The use of mesh in gynaecological practice in the treatment of stress urinary incontinence and pelvicorgan prolapse is growing. There is anxiety and uncertainty about the long-term outcome of these interventions. This paper highlights these controversies.
In 1996, Ulmsten described the transvaginal tape (TVT) procedure and the following year, with only limited data, it was released to the market. This is a tape constructed of type-I polypropylene woven mesh. It was aggressively promoted and rapidly adopted by many gynaecologists within Europe, even though the UK and Ireland TVT Trial Group did not start recruiting patients until 1998. Fortunately, long-term follow-up studies have confirmed not only the efficacy of this procedure but also its low complication rate. Many would now consider a mid-urethral tape constructed of type-I polypro-pylene mesh to be the surgical treatment of choice in primary urodynamic stress incontinence.

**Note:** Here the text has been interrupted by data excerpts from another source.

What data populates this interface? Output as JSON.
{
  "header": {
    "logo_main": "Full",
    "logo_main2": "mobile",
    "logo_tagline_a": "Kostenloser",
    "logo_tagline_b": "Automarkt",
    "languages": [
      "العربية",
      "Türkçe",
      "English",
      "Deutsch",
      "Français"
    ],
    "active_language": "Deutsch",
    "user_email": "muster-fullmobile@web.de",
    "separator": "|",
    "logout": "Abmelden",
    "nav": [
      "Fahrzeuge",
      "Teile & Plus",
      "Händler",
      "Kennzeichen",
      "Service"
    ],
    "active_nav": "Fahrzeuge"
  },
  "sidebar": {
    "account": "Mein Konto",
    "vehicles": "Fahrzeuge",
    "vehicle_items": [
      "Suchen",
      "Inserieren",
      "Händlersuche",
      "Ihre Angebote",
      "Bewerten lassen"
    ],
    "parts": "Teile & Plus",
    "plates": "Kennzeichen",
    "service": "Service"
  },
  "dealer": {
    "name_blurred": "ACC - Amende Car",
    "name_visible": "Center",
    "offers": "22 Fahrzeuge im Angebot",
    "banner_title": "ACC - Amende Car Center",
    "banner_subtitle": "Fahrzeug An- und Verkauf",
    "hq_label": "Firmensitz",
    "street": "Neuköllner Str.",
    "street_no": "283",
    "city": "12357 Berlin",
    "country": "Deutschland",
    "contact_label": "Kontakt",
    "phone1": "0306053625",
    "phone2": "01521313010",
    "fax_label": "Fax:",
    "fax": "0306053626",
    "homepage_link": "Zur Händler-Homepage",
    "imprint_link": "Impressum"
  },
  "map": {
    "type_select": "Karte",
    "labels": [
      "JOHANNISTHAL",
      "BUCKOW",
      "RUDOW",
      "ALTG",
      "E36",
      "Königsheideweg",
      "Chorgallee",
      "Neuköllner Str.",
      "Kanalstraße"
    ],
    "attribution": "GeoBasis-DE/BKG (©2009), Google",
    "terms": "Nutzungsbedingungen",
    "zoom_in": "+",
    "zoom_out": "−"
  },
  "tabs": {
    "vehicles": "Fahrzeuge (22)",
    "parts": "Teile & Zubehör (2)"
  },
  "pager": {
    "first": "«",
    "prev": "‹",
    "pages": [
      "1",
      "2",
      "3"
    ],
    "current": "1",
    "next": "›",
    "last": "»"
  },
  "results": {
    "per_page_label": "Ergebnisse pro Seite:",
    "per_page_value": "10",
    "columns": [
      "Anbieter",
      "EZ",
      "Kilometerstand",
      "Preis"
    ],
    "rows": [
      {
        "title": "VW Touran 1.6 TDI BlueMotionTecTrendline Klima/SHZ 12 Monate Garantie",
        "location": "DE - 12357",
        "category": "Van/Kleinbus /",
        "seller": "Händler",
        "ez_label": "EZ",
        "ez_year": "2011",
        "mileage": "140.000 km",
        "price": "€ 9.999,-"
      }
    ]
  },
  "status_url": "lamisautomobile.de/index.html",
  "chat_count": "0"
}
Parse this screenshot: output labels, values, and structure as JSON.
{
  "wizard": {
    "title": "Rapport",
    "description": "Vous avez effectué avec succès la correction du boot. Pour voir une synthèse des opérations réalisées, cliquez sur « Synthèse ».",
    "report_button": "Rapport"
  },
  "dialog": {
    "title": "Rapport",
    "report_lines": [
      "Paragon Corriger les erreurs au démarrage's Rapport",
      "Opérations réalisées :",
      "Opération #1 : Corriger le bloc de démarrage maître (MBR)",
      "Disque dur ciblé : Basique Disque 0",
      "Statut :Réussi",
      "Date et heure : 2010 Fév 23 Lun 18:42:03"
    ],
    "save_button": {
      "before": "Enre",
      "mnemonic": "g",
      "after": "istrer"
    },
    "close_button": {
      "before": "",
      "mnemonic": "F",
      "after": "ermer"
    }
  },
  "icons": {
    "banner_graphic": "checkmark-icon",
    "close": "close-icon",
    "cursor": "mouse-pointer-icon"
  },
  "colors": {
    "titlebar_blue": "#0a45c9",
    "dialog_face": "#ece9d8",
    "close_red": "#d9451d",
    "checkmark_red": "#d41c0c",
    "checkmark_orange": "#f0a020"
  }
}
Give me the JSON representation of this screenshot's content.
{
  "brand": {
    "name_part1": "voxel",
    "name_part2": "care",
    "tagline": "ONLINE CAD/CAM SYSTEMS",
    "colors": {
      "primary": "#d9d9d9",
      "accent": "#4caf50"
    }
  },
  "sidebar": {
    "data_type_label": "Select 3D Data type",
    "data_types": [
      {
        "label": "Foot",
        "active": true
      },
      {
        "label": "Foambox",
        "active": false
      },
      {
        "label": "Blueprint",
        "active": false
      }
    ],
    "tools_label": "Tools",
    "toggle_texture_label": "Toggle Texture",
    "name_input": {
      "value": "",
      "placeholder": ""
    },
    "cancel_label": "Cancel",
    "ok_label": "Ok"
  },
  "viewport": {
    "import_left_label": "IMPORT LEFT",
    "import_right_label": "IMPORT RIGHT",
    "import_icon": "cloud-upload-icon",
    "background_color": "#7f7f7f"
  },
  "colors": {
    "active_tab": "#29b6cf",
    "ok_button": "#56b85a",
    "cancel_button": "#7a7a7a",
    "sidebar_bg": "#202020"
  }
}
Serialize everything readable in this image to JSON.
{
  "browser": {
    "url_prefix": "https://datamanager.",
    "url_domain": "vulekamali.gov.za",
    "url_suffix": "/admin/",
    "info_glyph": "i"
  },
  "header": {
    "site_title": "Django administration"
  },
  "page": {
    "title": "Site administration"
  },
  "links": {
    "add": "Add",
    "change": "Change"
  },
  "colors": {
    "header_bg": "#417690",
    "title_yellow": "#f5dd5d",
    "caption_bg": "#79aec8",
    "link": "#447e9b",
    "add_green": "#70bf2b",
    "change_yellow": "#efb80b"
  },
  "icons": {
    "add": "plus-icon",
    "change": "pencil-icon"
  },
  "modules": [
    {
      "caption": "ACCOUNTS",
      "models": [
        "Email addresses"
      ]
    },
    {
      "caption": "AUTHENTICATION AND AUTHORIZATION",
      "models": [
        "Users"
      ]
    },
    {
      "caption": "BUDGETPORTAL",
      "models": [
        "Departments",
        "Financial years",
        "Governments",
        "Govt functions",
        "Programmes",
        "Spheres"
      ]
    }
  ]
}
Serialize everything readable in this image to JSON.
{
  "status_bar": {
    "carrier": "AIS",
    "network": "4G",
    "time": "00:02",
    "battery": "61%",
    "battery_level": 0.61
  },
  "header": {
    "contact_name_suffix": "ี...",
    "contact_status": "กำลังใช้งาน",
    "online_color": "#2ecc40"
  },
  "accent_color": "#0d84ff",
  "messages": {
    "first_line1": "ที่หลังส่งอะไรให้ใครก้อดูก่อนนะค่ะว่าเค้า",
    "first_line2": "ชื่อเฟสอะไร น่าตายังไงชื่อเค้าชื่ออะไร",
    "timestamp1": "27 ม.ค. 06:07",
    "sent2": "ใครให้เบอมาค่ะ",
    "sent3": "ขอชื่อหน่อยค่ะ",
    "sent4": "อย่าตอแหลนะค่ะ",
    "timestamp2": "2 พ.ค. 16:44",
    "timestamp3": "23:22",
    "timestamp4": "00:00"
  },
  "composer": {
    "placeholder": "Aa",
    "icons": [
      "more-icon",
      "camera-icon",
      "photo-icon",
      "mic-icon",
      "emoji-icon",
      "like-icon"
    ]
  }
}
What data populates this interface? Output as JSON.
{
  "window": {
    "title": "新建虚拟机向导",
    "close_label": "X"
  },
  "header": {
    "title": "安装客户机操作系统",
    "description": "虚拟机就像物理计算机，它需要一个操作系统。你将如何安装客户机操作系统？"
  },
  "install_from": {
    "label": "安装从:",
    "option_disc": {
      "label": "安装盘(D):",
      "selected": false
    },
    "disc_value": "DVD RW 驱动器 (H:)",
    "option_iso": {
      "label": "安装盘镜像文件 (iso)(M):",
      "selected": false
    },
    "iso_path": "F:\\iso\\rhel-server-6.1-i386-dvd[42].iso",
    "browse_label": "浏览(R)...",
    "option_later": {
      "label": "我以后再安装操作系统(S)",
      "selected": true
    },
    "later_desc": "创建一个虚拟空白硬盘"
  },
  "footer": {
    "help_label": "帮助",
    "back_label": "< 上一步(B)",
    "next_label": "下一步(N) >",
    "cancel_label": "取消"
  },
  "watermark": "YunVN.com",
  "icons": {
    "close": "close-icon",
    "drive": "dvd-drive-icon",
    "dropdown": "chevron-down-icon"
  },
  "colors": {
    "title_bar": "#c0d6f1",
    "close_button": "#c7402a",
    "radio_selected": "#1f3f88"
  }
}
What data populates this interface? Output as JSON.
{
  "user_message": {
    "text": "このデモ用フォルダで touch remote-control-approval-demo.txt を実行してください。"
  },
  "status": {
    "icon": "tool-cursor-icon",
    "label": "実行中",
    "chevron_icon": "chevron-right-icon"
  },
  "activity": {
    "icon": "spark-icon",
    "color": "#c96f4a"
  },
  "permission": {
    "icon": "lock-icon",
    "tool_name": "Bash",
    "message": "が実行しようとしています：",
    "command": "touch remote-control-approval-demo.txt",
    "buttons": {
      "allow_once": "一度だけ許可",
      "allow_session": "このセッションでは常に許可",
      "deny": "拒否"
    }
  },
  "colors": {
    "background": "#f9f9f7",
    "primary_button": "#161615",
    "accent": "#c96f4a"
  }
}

Pelvic organ prolapse is a common condition affecting thousands of women worldwide and surgery rates to correct prolapse are currently increasing. Up to 300 000 women undergo surgery for pelvic organ prolapse in the USA each year. Treatment for vaginal prolapse is associated with a high recurrence rate, with the reoperation rate reported at 17% within 10 years, although even this was considered to underestimate the true rate.
The success obtained with the TVT operation and abdominal hernia surgery using mesh and the high reoperation rate for prolapse would therefore suggest the use of mesh for prolapse surgery. However, concern exists that some of the currently available mesh materials and techniques using mesh in gynaecological prolapse surgery could be associated with significant morbidity, especially if the surgeon is not familiar with the principles and properties of the individual materials. This paper reviews the current evidence in these areas.